Sen. Chuck Schumer, D-N.Y., and Rep. Nancy Pelosi, D-Calif. (video screenshot)

House Speaker Nancy Pelosi, Senate Minority Leader Chuck Schumer and dozens of media figures have demanded that President Trump’s Cabinet invoke the 25th Amendment and remove him from office, accusing him of inciting the rioting at the Capitol on Wednesday.

The amendment, however, gives the Cabinet authority to remove a president who cannot perform his duties due to being physically incapacitated.

Consequently, Pelosi and Schumer are demonstrating “their profound ignorance of the Constitution,” contends Fox News legal analyst Gregg Jarrett.

“The objective of the Democratic leaders is to score political points by further demonizing Trump during the last two weeks of his presidency,” he wrote in a column.

“In blaming Trump for ‘inciting’ the criminal acts of those who attacked the U.S. Capitol on Wednesday, the two Democrats are demanding that Vice President Mike Pence and a majority of the Cabinet declare that Trump is ‘unable’ to perform the duties of the presidency,” Jarrett explained.

Pence reportedly has said such a move is not on the table.

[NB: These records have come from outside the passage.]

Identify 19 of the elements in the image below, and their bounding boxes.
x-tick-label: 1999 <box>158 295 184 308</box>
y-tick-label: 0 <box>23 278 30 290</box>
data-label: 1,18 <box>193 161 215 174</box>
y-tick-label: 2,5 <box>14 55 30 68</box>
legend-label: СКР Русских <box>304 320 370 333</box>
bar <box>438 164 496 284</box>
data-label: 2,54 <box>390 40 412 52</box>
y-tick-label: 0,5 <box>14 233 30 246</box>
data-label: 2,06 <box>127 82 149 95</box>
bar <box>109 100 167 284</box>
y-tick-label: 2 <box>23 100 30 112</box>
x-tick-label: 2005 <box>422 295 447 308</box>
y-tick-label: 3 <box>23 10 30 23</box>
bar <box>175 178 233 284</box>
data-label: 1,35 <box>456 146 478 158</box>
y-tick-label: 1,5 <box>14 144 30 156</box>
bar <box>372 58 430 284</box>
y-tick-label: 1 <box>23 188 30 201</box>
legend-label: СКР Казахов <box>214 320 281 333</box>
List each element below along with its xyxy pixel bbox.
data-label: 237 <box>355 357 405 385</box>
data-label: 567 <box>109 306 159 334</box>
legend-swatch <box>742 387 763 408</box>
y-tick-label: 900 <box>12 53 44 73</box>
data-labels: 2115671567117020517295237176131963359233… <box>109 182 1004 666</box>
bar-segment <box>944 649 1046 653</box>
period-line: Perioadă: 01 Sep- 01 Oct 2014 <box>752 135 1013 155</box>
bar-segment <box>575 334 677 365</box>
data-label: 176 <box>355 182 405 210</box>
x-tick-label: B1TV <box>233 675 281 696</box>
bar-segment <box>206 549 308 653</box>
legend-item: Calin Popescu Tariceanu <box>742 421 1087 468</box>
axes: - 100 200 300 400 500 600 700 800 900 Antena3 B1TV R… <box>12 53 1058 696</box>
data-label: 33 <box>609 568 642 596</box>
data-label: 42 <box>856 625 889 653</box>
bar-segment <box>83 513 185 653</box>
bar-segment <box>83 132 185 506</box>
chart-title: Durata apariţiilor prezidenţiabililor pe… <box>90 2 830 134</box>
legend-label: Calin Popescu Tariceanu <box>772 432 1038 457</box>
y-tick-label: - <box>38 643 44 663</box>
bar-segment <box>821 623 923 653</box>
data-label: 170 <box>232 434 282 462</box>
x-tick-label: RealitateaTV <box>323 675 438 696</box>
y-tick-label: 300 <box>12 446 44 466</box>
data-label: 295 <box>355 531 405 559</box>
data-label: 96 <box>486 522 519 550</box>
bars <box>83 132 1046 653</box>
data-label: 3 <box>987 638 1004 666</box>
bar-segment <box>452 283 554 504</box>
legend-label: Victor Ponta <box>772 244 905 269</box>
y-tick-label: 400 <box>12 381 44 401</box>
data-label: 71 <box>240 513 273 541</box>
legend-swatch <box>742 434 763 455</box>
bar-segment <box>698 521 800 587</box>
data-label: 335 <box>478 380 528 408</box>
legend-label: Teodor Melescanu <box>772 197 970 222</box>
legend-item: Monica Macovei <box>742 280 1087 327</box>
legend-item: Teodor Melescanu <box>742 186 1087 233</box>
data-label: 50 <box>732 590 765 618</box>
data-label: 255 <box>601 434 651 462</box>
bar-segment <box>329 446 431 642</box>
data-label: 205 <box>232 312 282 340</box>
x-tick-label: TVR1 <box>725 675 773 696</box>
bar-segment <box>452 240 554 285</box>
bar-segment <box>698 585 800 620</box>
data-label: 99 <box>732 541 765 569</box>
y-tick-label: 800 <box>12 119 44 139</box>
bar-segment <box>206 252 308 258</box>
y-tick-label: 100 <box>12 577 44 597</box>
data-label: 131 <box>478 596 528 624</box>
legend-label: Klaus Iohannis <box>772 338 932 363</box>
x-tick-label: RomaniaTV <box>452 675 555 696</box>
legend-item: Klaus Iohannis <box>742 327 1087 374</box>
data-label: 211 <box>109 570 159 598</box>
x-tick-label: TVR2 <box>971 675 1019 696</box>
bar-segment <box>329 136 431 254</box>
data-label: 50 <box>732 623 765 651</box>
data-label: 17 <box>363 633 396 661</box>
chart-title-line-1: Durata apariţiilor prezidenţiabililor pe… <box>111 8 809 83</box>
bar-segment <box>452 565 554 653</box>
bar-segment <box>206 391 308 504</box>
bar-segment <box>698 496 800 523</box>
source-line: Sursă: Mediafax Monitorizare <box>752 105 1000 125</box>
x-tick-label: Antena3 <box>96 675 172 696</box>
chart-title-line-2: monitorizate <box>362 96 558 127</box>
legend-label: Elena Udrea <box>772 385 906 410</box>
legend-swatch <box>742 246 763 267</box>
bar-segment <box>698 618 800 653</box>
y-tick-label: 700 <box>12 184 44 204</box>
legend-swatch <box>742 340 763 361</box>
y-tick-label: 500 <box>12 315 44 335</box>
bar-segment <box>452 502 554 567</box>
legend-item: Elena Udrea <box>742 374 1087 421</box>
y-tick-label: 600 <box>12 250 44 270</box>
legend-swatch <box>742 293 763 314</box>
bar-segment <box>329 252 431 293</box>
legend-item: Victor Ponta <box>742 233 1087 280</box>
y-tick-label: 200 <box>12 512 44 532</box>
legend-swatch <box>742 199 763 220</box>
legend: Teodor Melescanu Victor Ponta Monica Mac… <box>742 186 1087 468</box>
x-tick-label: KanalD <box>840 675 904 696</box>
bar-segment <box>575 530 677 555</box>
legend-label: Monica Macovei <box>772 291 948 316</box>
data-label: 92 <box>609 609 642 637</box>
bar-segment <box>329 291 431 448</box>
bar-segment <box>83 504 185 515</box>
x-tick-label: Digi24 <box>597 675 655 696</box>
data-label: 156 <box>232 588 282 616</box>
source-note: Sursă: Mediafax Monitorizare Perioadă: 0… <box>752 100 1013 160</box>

Jarrett acknowledged that the amendment does not define incapacity, but the authors of the amendment, which was proposed by Congress and ratified by the states after the assassination of President John F. Kennedy in 1963, “made it clear that it was not intended to facilitate the removal of an unpopular or failed president, or for any other political purpose.”

Therefore, he said, “the 25th Amendment has no application to the circumstances that unfolded Wednesday.”

“Pelosi and Schumer don’t care about that. In a shameless ploy, they seek to bastardize a constitutional standard for partisan gain,” he wrote.

Jarrett charged that the Democrats want “to score political points by further demonizing Trump during the last two weeks of his presidency,” especially after the failure of the Russia-collusion claims and impeachment.

He disputes the “incitement” claim, arguing that nowhere in the president’s remarks were words advocating “acts of violence or destruction of property.”

“Encouraging a demonstration of grievances is not the same thing as inciting criminal acts. For the latter to attach, the language of the speaker must be clear, obvious and unequivocal,” he said.

The ultimate aim is clearly to prevent Trump from running again in 2024, as was acknowledged in a Jan. 4 New York Times opinion piece by Neal K. Katyal and Sam Koppelman, the authors of “Impeach: The Case Against Donald Trump.”

“We cannot risk Mr. Trump’s becoming president again – or for that matter, even running again with a chance of winning,” they wrote.